Liveweight lamb prices have continued to rise this week, with markets reporting a brisk trade, according to AHDB Beef and Lamb.
Figures for the week ending 11 March, show the GB old-season lamb (OSL) liveweight SQQ up by 4p to average 242.8p/kg on the previous week.
The higher price was achieved despite an increase in throughput of 4,800 head, which took the total across the seven days to 111,700 head.
See also: 7 ways to help hit lamb growth targets
AHDB analyst Hannah Clarke said the trade was reportedly brisk at the moment, with well-presented lambs attracting the premiums.
Bakewell market, in Derbyshire on 12 March, was typical of the buoyant trade.
Auctioneer Bagshaws reported 782 sheep sold, including 476 finished hoggs, 120 cull sheep and 186 store lambs.
“Despite several lots being end of season, last draw types, meated sorts were still very much in demand, with three pens more than 265p/kg to peak at 269p/kg,” a Bagshaws’ spokeman said.
The best heavyweight lambs grossed more than £128 a head, with an overall market average of 238.91p/kg.
The 120 cull sheep on offer also attracted very brisk bidding for all types, with top prices of £175 a head for Texels, £115 for Mules and horned ewes to £88, said Bagshaws.
The overall average for cull ewes was £83.33.
While liveweight prices lifted, the deadweight GB OSL SQQ plateaued in the week ending 7 March, after its recent rise.
Prices increased by just 0.6p compared with figures from a week earlier to average 530.9p/kg.
However, the price is still about £1/kg up on the same week last year and on the five-year average, Ms Clarke said.
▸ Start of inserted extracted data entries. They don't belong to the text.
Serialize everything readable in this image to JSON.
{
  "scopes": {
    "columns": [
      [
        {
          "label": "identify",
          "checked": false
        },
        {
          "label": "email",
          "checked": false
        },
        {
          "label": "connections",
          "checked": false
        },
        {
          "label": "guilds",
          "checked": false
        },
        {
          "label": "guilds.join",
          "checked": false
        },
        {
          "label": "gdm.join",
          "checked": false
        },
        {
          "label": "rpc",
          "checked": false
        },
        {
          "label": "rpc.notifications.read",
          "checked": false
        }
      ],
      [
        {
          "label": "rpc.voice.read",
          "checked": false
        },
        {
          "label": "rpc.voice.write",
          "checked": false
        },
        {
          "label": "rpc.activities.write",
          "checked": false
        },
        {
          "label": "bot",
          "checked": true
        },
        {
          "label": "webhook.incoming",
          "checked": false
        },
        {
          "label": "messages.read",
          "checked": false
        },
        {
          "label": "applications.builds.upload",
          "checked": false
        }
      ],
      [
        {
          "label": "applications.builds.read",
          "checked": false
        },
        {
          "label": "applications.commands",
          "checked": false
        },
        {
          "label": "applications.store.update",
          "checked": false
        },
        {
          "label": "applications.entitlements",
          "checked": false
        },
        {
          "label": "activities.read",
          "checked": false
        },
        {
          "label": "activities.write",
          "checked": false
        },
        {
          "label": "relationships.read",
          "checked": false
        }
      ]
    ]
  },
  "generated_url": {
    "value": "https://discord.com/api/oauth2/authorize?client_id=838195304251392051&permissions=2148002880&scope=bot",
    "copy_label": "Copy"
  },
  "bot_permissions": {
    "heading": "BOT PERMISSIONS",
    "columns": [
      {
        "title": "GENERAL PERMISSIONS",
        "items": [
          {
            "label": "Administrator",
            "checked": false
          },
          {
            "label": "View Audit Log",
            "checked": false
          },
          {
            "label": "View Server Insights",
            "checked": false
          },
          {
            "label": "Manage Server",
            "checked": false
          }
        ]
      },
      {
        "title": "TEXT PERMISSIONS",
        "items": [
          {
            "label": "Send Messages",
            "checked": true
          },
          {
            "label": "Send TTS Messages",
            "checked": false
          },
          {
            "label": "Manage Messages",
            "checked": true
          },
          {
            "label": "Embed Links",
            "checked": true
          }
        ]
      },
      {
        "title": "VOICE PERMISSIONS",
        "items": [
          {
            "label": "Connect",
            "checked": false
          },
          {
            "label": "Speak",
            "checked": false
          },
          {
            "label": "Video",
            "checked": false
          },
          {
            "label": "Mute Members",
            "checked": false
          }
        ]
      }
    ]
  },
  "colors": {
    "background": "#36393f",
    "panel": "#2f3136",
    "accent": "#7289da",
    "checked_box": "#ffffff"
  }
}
As with liveweight, throughput for deadweight was up on the week, with an estimated increase of 3,800 head to total 208,000 head.
However, these weekly increased numbers are still down on 2019 throughputs.
During February 2020, there were 835,600 lambs forward – about 70,000 fewer than 12 months earlier.
Ewe numbers at 119,500 head were also back year-on-year at 17,000 head down.
Rebecca Wright, red meat analyst for the AHDB, said the lower ewe headage was not surprising because the kill at the same stage in 2019 was relatively high.
“Lamb carcass weights were back slightly, which is also not surprising considering the poor pasture conditions over winter,” said Ms Wright.
Meanwhile, fears that the coronavirus crisis would see New Zealand sheepmeat exports diverted from China to Europe have been allayed.
“So far, at least, the diverted product has mainly headed towards the Middle East,” reported Ms Wright.
To date, this year’s imports have actually been lower, Ms Wright added.
However, she said it would be premature to suggest that there was no chance of additional product coming to Europe, although the quantity involved may be limited.
“An issue not just affecting the sheep industry, but almost all industries, is shipping container availability.
“Chinese ports are still somewhat backlogged.
“This means containers are not being emptied and therefore not available for use again,” she suggested.